Researchers in the Technion-Israel Institute of Technology Faculty of Biology have unearthed a new role of the caspase-3 protein in organ size determination. Their discovery could pave the way for novel therapeutic approaches in regenerative medicine and tumor therapy. This research was published as a cover story in Molecular Cell.
HAIFA, ISRAEL (July 27, 2018) – Scientists have long known that organ size is shaped by many factors, including the size of each cell, proliferation, cell differentiation, death, and, of course, the total number of cells. However, the molecular mechanisms directly regulating organ size had until now remained elusive, setting the stage for the current research directed by Assistant Professor Yaron Fuchs and led by Dr. Yahav Yosefzon.
The Technion researchers discovered a previously unknown molecular mechanism that regulates the size of sebaceous glands in the skin. The skin is the largest organ in the human body, weighing approximately 9 kg (almost 20 lbs.) in adults and with an overall area of approximately 2 m2 (21.5 square feet). It is composed of an epidermis (the outer layer) and the dermis (the lower layer). The sebaceous glands are located in the epidermis, where they produce and secrete an oily substance (sebum) that protects the skin and the hairs covering it. Since sebaceous gland abnormalities can lead to acne and cancer development, there is a great need to understand the mechanisms responsible for their normal development and size.
The present study focused on the caspase-3 protein. Caspase-3 is considered a key player in apoptosis, a form of programmed cell death where dysfunctional cells “commit suicide,” which is essential for preventing the emergence of cancer and ensuring organismal survival. Caspase-3 functions by cleaving other vital proteins to execute cell destruction.
The Technion researchers found that, in contrast to the accepted dogma, caspase-3 does not induce apoptosis, but rather, leads to cell proliferation and thereby influences sebaceous gland size. Therefore they sought to elucidate the molecular mechanism by which Caspase-3 regulates cell expansion and organ size.
One major protein that governs these processes is the YAP protein. YAP is a transcription factor, which drives cell proliferation when it gains access to the cell nucleus. It is therefore very tightly regulated, in order to avoid uncontrolled cell division, which can lead to the development of cancer. To prevent it from entering the nucleus, YAP is anchored to the cell membrane by the a-catenin protein. The present work discovered that caspase-3 can cleave a-catenin, thereby liberating YAP from the membrane, enabling it to translocate to the cell nucleus and promote cell division.
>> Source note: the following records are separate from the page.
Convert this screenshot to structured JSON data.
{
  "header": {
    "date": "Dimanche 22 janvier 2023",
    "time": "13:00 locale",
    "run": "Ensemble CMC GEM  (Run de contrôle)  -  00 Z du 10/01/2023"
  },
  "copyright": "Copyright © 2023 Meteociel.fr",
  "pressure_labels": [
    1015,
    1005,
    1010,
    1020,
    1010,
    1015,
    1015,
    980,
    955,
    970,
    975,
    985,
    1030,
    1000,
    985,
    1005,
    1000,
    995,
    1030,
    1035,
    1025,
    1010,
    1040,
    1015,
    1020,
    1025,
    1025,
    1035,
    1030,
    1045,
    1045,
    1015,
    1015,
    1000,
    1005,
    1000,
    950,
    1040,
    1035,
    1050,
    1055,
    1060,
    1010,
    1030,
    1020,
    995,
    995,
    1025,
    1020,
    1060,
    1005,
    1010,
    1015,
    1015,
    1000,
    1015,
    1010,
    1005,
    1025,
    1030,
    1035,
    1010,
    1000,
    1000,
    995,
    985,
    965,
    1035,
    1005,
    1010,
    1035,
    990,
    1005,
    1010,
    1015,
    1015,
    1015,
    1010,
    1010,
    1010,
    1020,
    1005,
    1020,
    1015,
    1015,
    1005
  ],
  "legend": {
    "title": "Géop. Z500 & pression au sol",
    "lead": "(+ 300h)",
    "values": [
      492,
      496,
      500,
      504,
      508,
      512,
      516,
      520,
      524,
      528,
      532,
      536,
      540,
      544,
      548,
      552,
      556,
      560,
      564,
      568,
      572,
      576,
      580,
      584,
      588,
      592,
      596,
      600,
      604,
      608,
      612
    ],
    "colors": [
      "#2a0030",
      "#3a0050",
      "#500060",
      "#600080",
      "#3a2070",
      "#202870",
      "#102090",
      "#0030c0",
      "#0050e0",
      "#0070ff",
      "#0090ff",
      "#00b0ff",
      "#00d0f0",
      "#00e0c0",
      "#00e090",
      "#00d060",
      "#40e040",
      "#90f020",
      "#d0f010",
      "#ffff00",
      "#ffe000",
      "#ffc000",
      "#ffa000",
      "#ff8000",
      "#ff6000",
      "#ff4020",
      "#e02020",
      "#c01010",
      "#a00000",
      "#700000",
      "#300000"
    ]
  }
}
This discovery is particularly important as it sheds light on the common cancer treatments, including radiation and chemotherapy, which intentionally accelerate caspase-3 activity to execute tumor cell apoptosis. “Our discovery has various potential applications, including in hindering cancer and promoting wound healing by manipulating caspase-3. Now that we have uncovered this novel non-apoptotic role of caspase-3, it should and must be taken into consideration in treatment strategies. Our lab’s preliminary and promising results indicate that inhibition of caspase-3 may be a highly efficacious means of treating advanced cancerous tumors,” said Assistant Professor Fuchs.
Assistant Professor Fuchs heads the Laboratory of Stem Cell Biology and Regenerative Medicine at the Faculty of Biology and is a researcher at the Lorry Lokey Interdisciplinary Center for Life Sciences and Engineering. His lab focuses on researching stem cells, which are responsible for tissue regeneration in our bodies. Within this framework, the lab isolates new stem cell populations, studies the mechanisms underlying stem cell apoptosis and promotes novel techniques for regenerative medicine and cancer therapy.
The study was supported by the Office of the Chief Scientist (KAMIN), RCDA, ICRF and GIF grants.